Many of the states are victims of the Centre’s arbitrariness and its propensity to concentrate on Delhi. From museums to Commonwealth Games tto the regional headquarters of public institutions – all are in Delhi… Moreover, welfare schemes spawned in Delhi have their financial burdens passed on to the states: Delhi’s dreams are subsidized by the states’ exchequers.
Now the national parties are losing their sheen. The regional parties have more of the people’s trust. It’s too early to tell whether that will be for better or for worse. But one thing is clear — regionalisation is here to stay for the near future. As is Mamata. Despite Dinesh Trivedi’s moment in the sun and dissident Trinamool MP Kabir Suman’s open letter criticising the “musclemen running amok in the party” Mamata faces no real danger of revolt from within. Mamata’s greatest enemy is quite literally within, writes The Statesman’s editor Ravindra Kumar.
When there is need to fence, she swings a club; when a scalpel is needed, she reaches for the sledgehammer.

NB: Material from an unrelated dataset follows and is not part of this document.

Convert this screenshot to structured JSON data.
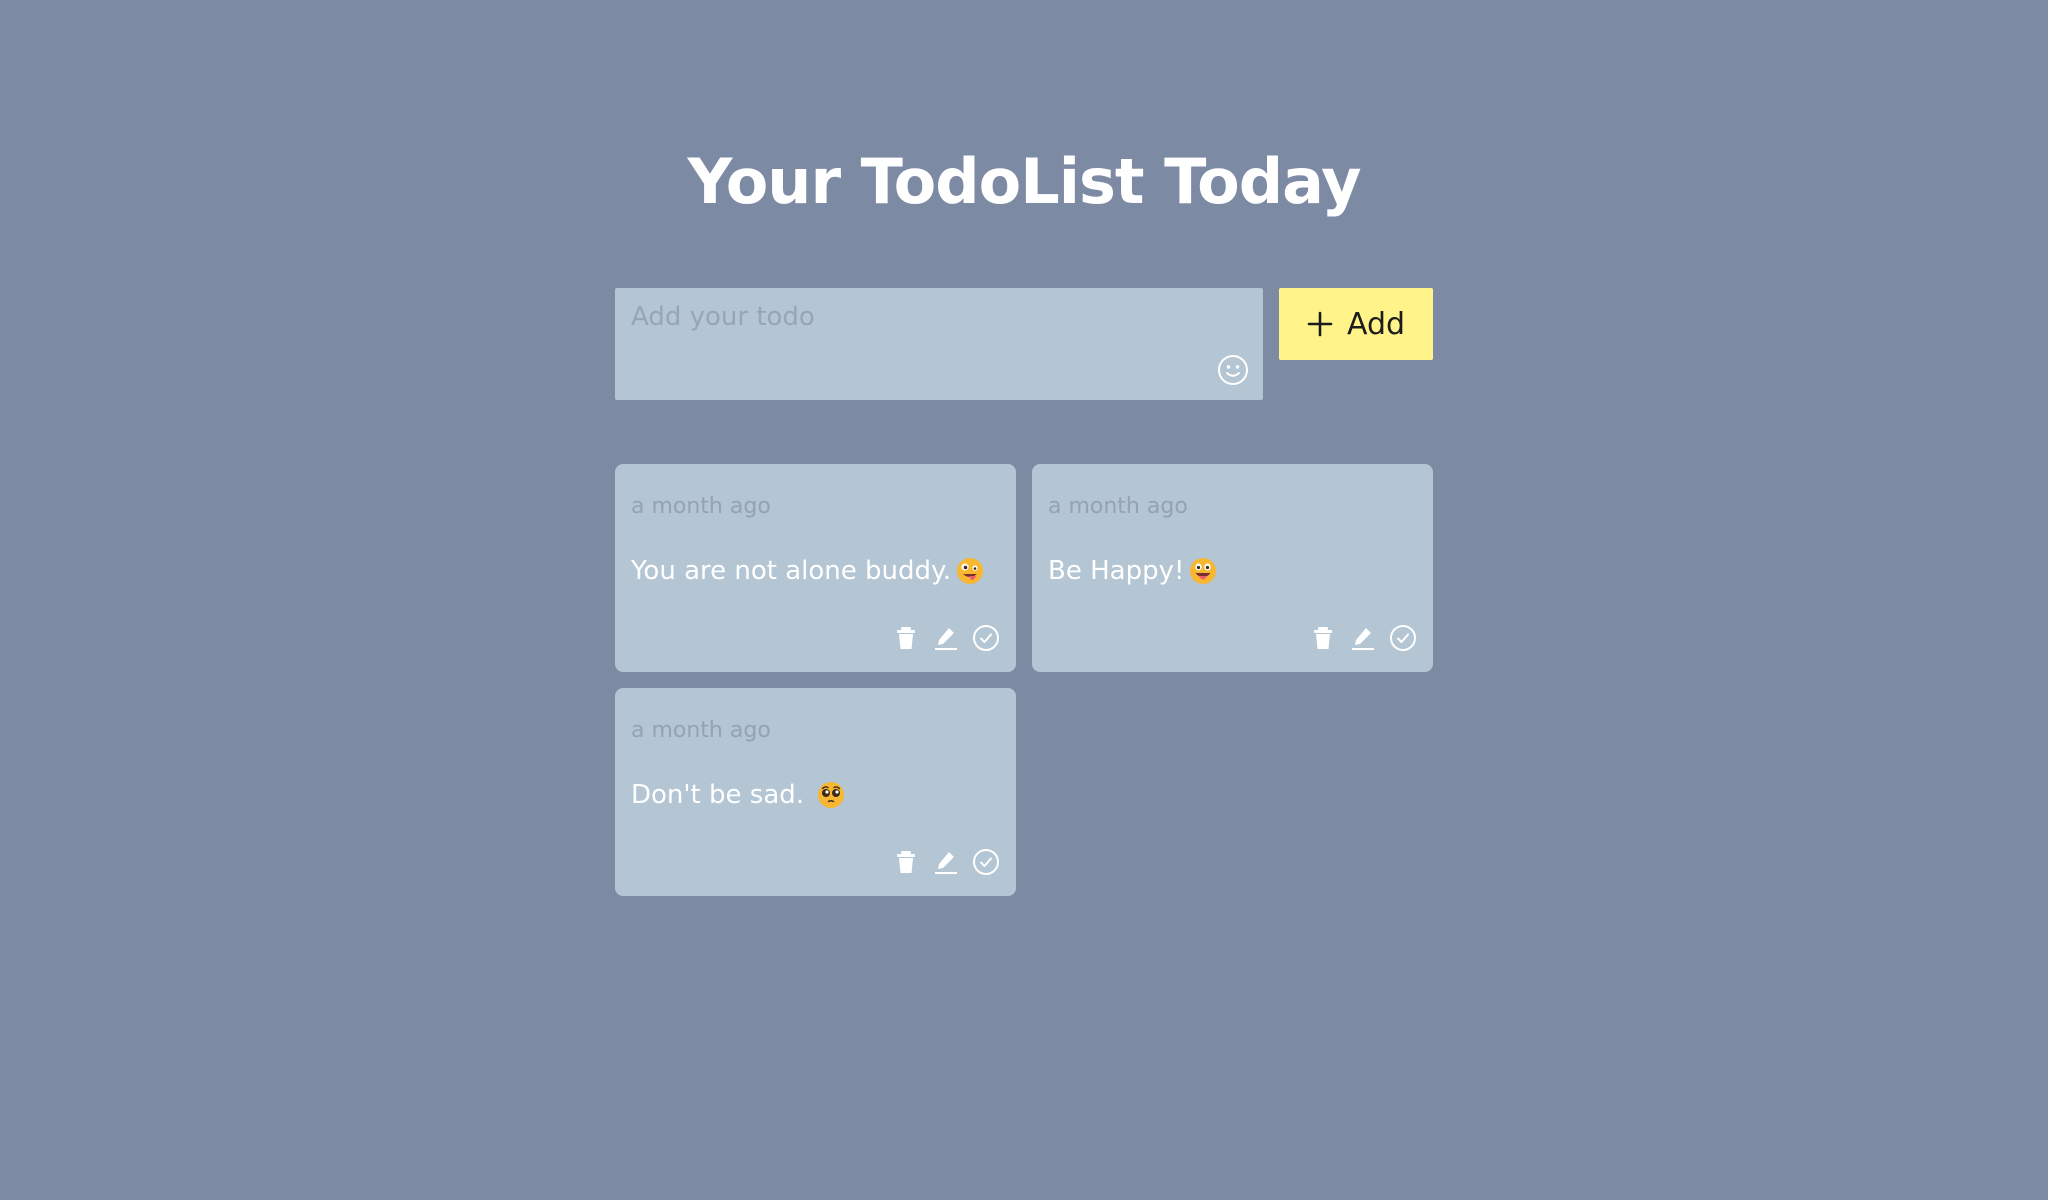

“A political observer told me this about her,” says Bhaumik. “Eto boro netri, thaamtey paarbey to? Such a big leader. But does she know when to stop?” Somewhere over the summer, as she dodges questions about mid-term polls and UPA snubs, Mamata Banerjee will have to answer that question. That will determine if Bengal’s chief minister is a Duranto Express or a runaway train.